Vooruitkijken naar betere tijden

Volgens Jerónimo Bollen, voormalig CEO van Manos Campesinas, "houdt de eerlijke handel boeren op hun land. Terwijl de lage koffieprijzen duizenden boeren hebben gedwongen om naar Mexico en de VS te emigreren, hoeft geen enkel lid van de eerlijke handel zijn land op te geven."
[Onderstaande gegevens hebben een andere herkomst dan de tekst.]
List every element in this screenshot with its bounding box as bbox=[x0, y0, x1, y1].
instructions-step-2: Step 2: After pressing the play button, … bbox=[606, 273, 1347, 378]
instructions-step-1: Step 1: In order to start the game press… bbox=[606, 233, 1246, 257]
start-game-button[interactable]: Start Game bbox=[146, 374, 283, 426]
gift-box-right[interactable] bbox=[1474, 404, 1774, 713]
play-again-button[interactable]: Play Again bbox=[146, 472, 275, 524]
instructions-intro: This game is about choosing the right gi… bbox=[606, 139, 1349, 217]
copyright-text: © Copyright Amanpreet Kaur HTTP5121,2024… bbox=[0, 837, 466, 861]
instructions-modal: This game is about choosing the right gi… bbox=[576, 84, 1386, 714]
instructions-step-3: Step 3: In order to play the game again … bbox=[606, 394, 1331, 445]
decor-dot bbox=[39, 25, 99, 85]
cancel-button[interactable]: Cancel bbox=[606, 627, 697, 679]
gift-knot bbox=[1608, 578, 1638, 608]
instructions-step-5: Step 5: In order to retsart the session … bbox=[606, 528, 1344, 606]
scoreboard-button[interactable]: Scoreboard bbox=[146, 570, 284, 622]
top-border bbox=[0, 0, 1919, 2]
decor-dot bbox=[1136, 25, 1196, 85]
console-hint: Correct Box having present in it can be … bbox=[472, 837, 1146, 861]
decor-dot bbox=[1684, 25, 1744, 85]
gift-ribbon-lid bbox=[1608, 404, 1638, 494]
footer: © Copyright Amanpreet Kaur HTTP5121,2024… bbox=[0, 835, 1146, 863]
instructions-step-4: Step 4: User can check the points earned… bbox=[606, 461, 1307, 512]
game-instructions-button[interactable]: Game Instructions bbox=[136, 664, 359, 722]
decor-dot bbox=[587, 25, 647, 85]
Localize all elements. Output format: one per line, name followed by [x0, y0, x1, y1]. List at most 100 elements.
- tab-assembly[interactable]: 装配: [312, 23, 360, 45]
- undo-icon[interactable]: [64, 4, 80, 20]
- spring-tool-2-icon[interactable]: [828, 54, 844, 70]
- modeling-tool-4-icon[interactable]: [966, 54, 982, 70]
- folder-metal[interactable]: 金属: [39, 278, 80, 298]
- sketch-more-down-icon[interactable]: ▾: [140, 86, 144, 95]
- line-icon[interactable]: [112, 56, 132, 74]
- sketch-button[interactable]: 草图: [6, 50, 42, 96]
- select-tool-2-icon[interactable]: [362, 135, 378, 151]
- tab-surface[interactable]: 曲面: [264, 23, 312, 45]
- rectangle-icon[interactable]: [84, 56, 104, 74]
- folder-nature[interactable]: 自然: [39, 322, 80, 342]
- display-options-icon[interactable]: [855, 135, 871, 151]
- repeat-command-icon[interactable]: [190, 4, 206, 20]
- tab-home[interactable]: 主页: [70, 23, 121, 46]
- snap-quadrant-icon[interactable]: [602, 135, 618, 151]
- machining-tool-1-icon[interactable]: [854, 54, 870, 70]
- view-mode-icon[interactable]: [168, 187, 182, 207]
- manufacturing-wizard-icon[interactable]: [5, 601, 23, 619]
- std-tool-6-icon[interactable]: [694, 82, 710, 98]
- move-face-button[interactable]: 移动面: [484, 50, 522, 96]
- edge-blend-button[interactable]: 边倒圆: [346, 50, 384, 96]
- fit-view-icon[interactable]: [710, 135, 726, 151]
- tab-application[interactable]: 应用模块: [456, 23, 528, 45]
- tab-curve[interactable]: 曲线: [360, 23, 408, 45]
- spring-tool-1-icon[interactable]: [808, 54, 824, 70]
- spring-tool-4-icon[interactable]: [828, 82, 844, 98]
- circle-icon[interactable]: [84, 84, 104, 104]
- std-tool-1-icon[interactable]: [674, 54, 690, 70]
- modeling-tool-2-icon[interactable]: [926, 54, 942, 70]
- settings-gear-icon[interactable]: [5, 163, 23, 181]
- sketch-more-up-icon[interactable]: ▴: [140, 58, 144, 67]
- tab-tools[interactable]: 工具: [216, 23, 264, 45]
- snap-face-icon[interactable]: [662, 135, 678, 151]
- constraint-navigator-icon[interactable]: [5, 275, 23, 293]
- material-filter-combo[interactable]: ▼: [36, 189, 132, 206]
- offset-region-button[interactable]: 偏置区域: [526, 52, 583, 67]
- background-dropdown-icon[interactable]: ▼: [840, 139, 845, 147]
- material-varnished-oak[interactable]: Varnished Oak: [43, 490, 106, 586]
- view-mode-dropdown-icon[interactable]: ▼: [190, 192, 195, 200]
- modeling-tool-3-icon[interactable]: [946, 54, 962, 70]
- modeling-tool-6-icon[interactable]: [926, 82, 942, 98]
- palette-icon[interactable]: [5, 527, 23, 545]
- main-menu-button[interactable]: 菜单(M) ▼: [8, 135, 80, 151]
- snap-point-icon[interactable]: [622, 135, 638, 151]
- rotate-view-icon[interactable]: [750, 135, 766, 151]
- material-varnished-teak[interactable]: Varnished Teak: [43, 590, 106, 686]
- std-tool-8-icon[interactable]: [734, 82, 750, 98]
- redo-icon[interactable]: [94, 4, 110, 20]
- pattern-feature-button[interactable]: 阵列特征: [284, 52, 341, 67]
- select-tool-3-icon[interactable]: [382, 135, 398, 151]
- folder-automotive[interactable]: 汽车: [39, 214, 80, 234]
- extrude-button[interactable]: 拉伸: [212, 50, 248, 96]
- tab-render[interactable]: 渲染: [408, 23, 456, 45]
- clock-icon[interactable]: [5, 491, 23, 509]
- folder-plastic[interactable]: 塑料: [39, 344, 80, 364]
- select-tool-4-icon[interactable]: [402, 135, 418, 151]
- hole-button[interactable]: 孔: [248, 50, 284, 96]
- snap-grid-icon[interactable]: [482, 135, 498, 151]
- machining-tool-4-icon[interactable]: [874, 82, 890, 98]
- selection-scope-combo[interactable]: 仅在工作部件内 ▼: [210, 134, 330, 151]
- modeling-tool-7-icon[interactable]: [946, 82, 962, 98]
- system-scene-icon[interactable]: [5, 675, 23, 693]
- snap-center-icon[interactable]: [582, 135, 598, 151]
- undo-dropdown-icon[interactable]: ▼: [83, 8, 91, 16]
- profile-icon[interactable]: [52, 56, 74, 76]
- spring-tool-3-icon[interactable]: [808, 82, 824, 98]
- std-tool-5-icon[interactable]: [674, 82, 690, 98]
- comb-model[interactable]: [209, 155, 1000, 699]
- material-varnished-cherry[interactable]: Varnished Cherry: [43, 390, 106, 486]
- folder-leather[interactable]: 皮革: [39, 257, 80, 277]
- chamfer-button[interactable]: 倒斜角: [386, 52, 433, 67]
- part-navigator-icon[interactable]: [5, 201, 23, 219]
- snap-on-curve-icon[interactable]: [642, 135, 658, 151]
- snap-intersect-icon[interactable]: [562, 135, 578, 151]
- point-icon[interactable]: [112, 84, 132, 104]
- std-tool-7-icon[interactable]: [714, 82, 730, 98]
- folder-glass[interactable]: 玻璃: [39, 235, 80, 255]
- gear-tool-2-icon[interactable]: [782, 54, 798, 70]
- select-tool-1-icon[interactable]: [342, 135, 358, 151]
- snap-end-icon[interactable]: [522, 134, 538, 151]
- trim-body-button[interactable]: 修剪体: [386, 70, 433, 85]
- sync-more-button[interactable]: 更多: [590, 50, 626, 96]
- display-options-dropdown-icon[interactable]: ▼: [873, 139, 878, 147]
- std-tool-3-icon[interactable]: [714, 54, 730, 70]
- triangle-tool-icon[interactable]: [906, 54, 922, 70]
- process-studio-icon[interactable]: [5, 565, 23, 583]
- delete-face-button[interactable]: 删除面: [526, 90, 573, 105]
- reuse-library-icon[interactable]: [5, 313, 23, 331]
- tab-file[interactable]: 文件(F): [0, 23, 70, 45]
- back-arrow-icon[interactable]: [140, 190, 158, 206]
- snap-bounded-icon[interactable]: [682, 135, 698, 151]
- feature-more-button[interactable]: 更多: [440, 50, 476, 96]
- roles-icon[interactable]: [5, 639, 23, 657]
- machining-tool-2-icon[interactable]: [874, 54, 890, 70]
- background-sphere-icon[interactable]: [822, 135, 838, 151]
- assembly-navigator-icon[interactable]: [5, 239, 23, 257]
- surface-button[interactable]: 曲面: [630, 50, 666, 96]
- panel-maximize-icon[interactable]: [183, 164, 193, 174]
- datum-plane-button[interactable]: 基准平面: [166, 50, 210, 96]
Carlos Reynoso, de huidige CEO van Manos Campesinas, is het daarmee eens: "Zo'n vier of vijf jaar geleden begonnen de koffieprijzen te dalen. Dit maakte ons bestaan en ons leven veel moeilijker. We kregen minder inkomsten uit onze productie, maar het betekende ook minder geld voor voedsel, gezondheidszorg en onderwijs. Met de premies die we van Fair Trade krijgen , kunnen we onze kinderen naar school sturen en onze gezinnen van voedsel en medicijnen voorzien. "

Vooruitgang kost veel moeite

In een wereld waar ongelijkheid en honger toenemen als gevolg van door bedrijven geleide globalisering, is Fair Trade een goed voorbeeld van hoe globalisering-als-goed het leven van mensen helpt verbeteren en hun gemeenschappen versterkt.